Anaplastic oligodendrogliomas are chemosensitive brain cancers. Patients with these tumors respond predictably, durably, and often completely to PCV, and many tolerate a dose-escalated formulation. Cooperative group and randomized trials will be necessary to explore fully the role of chemotherapy in the treatment of aggressive oligodendrogliomas.
研究间变性少突胶质细胞瘤对由丙卡巴肼、洛莫司汀(CCNU)和长春新碱(PCV)组成的剂量递增联合化疗方案的反应率和持续时间,并评估该治疗的副作用。
在这项单臂多中心II期研究中,对可测量的、新诊断或复发的、增强造影的间变性少突胶质细胞瘤患者进行多达六个周期的PCV治疗。必须进行中心病理学和放射学审查,并使用基于影像学的严格反应标准。

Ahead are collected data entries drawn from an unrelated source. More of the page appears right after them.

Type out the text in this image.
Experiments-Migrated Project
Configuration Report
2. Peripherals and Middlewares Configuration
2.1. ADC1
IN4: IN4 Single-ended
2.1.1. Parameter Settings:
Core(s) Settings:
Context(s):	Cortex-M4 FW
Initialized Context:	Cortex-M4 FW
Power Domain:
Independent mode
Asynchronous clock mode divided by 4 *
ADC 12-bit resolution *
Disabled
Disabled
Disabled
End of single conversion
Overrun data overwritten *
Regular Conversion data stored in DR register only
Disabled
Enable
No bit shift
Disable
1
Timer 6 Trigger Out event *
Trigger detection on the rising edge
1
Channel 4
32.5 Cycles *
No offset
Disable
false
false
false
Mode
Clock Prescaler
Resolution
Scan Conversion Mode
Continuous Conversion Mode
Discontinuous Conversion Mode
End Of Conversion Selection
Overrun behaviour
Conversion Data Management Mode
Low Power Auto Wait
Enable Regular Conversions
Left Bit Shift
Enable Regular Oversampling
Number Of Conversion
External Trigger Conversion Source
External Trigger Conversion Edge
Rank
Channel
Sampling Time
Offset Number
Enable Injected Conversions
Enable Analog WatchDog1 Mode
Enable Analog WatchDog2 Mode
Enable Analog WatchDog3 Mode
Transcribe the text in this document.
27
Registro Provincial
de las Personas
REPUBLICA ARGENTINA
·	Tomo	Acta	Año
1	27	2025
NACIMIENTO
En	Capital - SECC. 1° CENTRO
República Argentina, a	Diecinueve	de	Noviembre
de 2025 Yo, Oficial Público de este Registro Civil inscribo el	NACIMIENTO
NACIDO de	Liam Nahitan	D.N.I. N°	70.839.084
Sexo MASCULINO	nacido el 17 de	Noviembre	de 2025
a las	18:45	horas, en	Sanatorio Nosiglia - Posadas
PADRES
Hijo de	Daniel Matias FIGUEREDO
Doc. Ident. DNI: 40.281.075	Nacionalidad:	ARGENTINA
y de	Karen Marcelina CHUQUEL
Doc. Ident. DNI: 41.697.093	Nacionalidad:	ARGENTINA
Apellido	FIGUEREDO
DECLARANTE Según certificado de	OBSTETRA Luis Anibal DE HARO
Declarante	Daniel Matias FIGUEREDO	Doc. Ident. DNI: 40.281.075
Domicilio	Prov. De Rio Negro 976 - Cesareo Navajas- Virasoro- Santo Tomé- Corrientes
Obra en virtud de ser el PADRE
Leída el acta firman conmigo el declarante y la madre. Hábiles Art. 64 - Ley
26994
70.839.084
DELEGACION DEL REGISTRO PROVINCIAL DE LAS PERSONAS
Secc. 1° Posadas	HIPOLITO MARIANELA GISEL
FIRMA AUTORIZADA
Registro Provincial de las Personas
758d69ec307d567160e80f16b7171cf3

33例患者进入试验;随后9例被排除,7例因病理不符合标准。24例符合条件的患者中有18例(75%)有反应,9例完全缓解(38%),4例疾病稳定(SD),2例在PCV治疗的第一个周期进展。10例先前患有低级别少突胶质细胞瘤的患者中有9例(90%)有反应,15例有坏死肿瘤(一些人称之为多形性胶质母细胞瘤)的患者中有10例(67%)有反应。先前接受过放疗的患者对PCV的反应与新诊断患者相似(15例中的11例[73%]对9例中的7例[78%])。完全缓解者的中位进展时间至少为25.2个月,部分缓解者为14.2个月,疾病稳定患者为6.8个月。4例不符合条件的患者对PCV也有反应;所有患者均为具有少突胶质细胞分化的胶质瘤。所有有反应者,无论是否符合条件,神经功能均稳定或改善,但22例中有9例(41%)在接受PCV治疗时东部肿瘤协作组(ECOG)的体能状态下降了一级。治疗期间的不良事件包括1例因肺孢子菌肺炎死亡、1例因丙卡巴肼导致的严重可逆性脑病、1例肿瘤内出血和1例硬膜下血肿。所有其他急性毒性反应均在预期范围内且可控制。
间变性少突胶质细胞瘤是对化疗敏感的脑癌。这些肿瘤患者对PCV有可预测、持久且常为完全的反应,许多患者能耐受剂量递增方案。有必要开展协作组和随机试验以充分探索化疗在侵袭性少突胶质细胞瘤治疗中的作用。